Given the divergence between the R-value analysis and WRR analysis when terms are not in close proximity, one should use the protocol in this article only when the terms in an array are all in close proximity to the central term.  What is the limit of "close proximity"?  I do not know, and I do not think that there is a precise boundary.  However, based on personal experience, I would venture that if two terms' closest letters are 10 or fewer letters apart that they are in close proximity, but that if two terms' closest letters are 40 or more letters apart that they are not in close proximity to each other.  Values in-between constitute a "gray area", where individual judgment is required.  While this is not a hard and fast rule, it should prevent a searcher from mistakenly assigning a high R-value term (which is not in close proximity to other terms) to an array which may actually belong to a different array (if to one at all). 

Summary

The points made in this article are now summarized.  (1) Cluster analysis was not included in the original protocol, nor is it included in the revised protocol.  (2) Terms with negative matrix R-values or R(A') should not be included in an array.  (3) Matrix R-values and R(A') are both legitimate ways of calculating term R-values, requiring only that one state which method is being used.  (4) The reporting of overall matrix odds will no longer be practiced due to the concerns described above.  (5) An array is not plausibly considered as a valid Bible code array unless it passes the minimum threshold of plausibility.  (6) Even if an array passes the minimum threshold of plausibility (the +1 S.D. level), the thresholds corresponding to higher standard deviation levels should be checked as well.  If an array does pass a higher threshold, it should be reported as such.  (7) Each array must be judged according to the number of terms present.  Having more terms in an array does not always mean a higher significance for the array.  (8) Even if an array does pass the minimum threshold of plausibility, it is not plausibly considered a valid Bible code array unless (a) the terms are strongly and definitely related to the subject of the array, and (b) the information presented in the array is independently verifiable.  (9) High matrix R-values does not necessarily mean that a term is a valid element of a valid Bible code array.  The necessity of terms being in close proximity is still important.

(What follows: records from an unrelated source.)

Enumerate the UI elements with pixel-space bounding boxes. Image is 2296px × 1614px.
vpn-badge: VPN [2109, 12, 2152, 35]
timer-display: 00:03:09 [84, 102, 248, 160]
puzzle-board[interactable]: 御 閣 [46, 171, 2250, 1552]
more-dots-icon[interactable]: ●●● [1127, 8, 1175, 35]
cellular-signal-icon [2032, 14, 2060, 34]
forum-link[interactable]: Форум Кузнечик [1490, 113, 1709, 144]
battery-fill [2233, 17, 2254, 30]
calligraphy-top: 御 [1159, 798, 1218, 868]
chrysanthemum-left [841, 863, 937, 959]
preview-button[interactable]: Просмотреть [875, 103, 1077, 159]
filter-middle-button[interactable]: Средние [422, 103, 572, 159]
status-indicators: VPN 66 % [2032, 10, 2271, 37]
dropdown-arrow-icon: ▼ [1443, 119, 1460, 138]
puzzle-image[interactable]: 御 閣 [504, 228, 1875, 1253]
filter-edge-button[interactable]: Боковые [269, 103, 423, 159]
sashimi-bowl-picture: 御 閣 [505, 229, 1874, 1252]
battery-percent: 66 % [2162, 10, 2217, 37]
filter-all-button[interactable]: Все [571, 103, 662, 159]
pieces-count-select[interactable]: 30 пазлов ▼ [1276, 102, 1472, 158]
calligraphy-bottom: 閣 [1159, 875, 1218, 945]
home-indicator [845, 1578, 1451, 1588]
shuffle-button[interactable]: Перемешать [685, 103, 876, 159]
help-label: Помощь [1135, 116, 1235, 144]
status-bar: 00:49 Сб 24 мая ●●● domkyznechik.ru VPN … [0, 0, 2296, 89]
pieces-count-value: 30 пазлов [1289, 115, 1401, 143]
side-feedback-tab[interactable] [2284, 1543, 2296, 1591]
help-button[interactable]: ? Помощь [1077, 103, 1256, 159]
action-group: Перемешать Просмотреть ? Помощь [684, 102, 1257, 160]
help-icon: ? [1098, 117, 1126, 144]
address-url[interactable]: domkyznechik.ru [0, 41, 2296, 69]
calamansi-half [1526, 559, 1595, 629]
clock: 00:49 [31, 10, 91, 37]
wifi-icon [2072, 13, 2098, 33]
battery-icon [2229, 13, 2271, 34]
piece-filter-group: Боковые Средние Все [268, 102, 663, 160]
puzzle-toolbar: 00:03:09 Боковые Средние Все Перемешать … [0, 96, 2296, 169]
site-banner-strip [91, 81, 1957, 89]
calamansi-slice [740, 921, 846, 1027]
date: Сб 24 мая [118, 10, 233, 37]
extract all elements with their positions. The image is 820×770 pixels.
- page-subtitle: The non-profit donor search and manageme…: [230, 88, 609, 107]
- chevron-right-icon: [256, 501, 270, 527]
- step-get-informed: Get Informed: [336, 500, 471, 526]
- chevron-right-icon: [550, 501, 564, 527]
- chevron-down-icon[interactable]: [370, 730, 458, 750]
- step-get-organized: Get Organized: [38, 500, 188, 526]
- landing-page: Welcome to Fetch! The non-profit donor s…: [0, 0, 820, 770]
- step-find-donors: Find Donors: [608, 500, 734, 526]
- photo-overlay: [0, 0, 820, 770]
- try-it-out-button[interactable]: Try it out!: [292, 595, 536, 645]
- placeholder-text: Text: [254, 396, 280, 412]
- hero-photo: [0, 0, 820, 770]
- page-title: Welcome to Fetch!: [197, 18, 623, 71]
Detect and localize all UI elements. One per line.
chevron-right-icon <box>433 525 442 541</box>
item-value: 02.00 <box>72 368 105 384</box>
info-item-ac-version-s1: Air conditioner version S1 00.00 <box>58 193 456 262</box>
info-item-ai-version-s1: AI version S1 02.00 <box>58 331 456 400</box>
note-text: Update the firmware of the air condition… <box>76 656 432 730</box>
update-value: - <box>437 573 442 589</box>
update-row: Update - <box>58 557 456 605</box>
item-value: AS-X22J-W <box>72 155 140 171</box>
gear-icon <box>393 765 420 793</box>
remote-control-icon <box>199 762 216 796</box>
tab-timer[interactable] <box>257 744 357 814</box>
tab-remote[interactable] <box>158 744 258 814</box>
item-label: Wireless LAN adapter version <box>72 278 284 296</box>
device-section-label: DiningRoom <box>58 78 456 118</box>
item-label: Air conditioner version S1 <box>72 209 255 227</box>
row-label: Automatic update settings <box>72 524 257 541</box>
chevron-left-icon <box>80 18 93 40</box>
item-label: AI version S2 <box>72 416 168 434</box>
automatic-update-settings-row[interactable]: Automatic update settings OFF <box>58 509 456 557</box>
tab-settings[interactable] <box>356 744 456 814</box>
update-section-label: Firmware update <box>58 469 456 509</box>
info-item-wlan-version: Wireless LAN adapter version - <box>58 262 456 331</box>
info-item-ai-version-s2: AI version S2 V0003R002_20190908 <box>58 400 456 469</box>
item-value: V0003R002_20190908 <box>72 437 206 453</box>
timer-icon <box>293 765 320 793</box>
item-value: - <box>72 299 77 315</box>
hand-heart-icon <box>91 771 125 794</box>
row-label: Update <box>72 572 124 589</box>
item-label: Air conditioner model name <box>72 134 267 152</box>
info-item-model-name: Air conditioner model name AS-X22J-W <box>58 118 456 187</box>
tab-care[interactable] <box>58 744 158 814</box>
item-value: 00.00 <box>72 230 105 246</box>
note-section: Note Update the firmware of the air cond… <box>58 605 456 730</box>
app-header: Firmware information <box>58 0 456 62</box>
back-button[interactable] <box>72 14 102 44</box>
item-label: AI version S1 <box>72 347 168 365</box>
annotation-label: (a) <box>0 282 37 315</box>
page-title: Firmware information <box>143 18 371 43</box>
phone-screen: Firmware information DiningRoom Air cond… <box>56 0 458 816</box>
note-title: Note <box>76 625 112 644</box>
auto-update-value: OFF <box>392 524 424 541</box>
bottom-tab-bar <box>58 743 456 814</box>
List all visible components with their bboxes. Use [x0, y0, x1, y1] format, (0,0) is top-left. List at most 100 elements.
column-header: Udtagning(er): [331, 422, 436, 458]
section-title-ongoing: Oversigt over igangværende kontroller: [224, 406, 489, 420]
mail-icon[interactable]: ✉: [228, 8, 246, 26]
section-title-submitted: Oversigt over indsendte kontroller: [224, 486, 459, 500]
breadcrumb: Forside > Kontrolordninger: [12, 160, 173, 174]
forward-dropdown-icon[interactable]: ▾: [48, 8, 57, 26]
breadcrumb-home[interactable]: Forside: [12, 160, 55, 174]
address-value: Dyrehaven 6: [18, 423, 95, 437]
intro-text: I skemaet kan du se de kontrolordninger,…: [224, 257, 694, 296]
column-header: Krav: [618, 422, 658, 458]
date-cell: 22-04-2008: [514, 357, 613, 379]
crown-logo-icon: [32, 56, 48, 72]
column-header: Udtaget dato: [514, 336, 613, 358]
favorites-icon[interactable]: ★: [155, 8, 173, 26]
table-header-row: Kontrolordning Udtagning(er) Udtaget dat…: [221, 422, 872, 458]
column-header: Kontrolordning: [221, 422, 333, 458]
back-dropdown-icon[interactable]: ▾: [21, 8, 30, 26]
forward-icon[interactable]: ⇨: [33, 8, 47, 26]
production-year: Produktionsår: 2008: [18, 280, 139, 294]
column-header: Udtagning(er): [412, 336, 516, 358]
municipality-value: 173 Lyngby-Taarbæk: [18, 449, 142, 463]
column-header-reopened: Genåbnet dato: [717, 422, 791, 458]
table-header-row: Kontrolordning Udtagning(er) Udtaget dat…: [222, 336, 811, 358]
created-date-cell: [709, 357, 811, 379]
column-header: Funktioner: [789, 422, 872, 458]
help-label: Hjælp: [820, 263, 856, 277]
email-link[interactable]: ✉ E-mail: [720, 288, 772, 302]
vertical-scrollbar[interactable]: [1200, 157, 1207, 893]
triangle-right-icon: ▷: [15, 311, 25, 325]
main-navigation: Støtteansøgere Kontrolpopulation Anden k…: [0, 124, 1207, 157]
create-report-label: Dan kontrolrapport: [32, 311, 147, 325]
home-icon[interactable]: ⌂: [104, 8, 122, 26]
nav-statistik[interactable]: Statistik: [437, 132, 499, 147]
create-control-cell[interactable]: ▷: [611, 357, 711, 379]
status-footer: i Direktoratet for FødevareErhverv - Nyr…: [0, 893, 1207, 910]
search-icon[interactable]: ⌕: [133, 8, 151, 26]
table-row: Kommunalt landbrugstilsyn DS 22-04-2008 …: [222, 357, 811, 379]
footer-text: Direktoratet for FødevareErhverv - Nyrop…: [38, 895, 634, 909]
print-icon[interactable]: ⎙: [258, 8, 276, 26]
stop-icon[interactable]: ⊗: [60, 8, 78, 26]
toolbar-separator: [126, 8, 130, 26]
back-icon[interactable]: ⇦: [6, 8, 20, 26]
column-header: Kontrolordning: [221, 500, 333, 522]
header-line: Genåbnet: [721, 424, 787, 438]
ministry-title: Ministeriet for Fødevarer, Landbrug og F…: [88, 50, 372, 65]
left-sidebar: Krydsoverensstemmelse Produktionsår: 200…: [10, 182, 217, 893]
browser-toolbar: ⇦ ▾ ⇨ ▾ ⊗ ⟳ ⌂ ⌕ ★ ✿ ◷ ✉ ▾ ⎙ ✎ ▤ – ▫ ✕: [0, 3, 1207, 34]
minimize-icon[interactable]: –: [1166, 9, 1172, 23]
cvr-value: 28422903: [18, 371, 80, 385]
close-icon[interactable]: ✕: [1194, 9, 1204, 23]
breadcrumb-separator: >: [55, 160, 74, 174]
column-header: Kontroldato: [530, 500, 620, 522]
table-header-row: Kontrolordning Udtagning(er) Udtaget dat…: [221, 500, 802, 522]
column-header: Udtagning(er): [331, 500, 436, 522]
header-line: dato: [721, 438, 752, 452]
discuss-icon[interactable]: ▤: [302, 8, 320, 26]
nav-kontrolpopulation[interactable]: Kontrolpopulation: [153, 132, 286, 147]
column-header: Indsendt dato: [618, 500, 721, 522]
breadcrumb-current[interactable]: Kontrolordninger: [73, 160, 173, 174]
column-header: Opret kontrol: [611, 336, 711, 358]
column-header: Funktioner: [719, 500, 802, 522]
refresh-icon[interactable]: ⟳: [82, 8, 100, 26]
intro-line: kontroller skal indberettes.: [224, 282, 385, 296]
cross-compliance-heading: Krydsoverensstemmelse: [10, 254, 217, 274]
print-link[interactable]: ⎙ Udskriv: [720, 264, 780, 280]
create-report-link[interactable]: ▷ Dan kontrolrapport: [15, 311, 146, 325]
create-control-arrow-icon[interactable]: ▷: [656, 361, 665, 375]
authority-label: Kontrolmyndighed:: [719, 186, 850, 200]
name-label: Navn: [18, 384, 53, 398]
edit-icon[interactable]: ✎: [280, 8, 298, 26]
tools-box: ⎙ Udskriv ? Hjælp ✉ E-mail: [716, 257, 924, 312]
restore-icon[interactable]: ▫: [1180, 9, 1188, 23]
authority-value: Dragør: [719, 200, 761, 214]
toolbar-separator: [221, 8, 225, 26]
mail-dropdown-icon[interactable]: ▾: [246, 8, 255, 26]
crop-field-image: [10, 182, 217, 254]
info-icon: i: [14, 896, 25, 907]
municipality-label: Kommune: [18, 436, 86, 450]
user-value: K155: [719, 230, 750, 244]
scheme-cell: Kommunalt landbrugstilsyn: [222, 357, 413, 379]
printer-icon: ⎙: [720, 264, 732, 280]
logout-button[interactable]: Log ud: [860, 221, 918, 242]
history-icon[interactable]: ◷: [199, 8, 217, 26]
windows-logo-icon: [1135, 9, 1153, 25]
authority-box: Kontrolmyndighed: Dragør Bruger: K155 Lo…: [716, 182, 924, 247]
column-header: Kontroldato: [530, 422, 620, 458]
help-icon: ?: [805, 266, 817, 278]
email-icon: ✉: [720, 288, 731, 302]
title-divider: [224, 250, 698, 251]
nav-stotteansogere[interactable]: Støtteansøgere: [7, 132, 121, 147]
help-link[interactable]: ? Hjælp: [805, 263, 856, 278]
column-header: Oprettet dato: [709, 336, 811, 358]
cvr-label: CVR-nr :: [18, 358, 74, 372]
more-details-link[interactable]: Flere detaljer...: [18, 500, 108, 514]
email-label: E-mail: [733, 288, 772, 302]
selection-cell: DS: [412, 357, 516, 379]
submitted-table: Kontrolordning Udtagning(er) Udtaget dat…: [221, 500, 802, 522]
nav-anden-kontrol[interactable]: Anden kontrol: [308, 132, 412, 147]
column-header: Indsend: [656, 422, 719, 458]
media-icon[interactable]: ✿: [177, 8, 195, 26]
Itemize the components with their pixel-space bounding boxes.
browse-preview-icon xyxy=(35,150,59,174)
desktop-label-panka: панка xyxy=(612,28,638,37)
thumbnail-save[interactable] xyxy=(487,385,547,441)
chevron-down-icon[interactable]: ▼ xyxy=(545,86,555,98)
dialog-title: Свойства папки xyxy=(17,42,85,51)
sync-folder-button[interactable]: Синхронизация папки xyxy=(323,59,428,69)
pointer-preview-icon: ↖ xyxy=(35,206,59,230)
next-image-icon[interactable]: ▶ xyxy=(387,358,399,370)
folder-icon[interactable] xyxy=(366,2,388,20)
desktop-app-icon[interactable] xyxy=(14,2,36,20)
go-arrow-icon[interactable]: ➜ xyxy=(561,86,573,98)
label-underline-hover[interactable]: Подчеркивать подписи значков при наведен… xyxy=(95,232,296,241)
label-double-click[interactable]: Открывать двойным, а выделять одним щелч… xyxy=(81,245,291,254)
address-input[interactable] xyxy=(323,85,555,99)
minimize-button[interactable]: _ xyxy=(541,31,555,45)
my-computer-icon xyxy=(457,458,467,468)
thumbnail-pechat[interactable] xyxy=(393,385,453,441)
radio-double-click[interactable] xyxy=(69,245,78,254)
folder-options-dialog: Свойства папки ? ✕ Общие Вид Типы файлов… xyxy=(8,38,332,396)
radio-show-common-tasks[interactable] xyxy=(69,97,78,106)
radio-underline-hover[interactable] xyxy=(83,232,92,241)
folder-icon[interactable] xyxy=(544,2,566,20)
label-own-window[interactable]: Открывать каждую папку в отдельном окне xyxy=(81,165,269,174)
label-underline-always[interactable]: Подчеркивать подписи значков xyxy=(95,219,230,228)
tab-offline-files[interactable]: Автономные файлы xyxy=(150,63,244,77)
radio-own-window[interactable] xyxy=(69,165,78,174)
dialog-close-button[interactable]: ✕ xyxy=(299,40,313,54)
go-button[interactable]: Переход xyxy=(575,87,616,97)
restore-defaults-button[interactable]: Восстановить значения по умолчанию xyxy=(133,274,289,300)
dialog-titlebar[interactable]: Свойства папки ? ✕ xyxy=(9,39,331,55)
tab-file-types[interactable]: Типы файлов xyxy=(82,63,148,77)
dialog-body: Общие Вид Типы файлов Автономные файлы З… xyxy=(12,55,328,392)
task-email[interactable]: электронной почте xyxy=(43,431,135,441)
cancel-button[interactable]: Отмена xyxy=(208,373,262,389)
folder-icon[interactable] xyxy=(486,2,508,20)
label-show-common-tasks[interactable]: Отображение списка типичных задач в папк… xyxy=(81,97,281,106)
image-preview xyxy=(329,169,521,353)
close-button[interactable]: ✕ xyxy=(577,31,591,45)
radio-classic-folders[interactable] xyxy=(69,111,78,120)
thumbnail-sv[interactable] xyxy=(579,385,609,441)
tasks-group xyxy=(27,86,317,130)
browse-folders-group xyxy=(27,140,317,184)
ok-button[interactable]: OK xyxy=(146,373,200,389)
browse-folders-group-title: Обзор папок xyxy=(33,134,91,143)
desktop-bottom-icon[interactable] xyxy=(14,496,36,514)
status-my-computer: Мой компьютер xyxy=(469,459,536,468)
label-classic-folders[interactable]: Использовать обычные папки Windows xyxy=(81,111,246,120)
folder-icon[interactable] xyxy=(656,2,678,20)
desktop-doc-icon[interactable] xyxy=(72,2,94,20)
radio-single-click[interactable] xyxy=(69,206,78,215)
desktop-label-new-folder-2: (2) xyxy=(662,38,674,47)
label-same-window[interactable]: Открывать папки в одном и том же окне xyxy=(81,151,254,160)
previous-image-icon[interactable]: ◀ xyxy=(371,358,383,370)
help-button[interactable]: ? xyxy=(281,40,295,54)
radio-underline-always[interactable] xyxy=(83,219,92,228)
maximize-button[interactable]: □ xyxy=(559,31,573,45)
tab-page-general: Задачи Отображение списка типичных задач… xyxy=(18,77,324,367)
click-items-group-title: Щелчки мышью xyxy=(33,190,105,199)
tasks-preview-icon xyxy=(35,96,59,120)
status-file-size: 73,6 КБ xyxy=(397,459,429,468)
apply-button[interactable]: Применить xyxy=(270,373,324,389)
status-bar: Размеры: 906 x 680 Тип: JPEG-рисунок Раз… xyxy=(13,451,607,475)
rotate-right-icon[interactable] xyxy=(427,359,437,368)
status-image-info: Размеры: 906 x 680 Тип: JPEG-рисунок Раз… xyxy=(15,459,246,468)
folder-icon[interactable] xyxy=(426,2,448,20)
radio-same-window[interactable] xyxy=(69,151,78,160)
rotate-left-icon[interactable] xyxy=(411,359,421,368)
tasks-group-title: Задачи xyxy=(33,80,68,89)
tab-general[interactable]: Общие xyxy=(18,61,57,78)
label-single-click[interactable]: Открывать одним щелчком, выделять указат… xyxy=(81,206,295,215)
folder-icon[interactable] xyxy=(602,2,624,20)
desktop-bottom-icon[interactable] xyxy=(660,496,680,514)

The above is the result of the review process of the last several weeks.  Since the field of Bible codes research is progressing, this threshold approach may need certain modifications in the future if the data warrants.  However, I believe it to be vigorous enough to begin putting it into practice now.

Future Plans

Now that the protocol of statistical analysis has been reviewed and revised, resulting in this minimum threshold of plausibility, I hope to publish some more arrays in the near future using this criterion.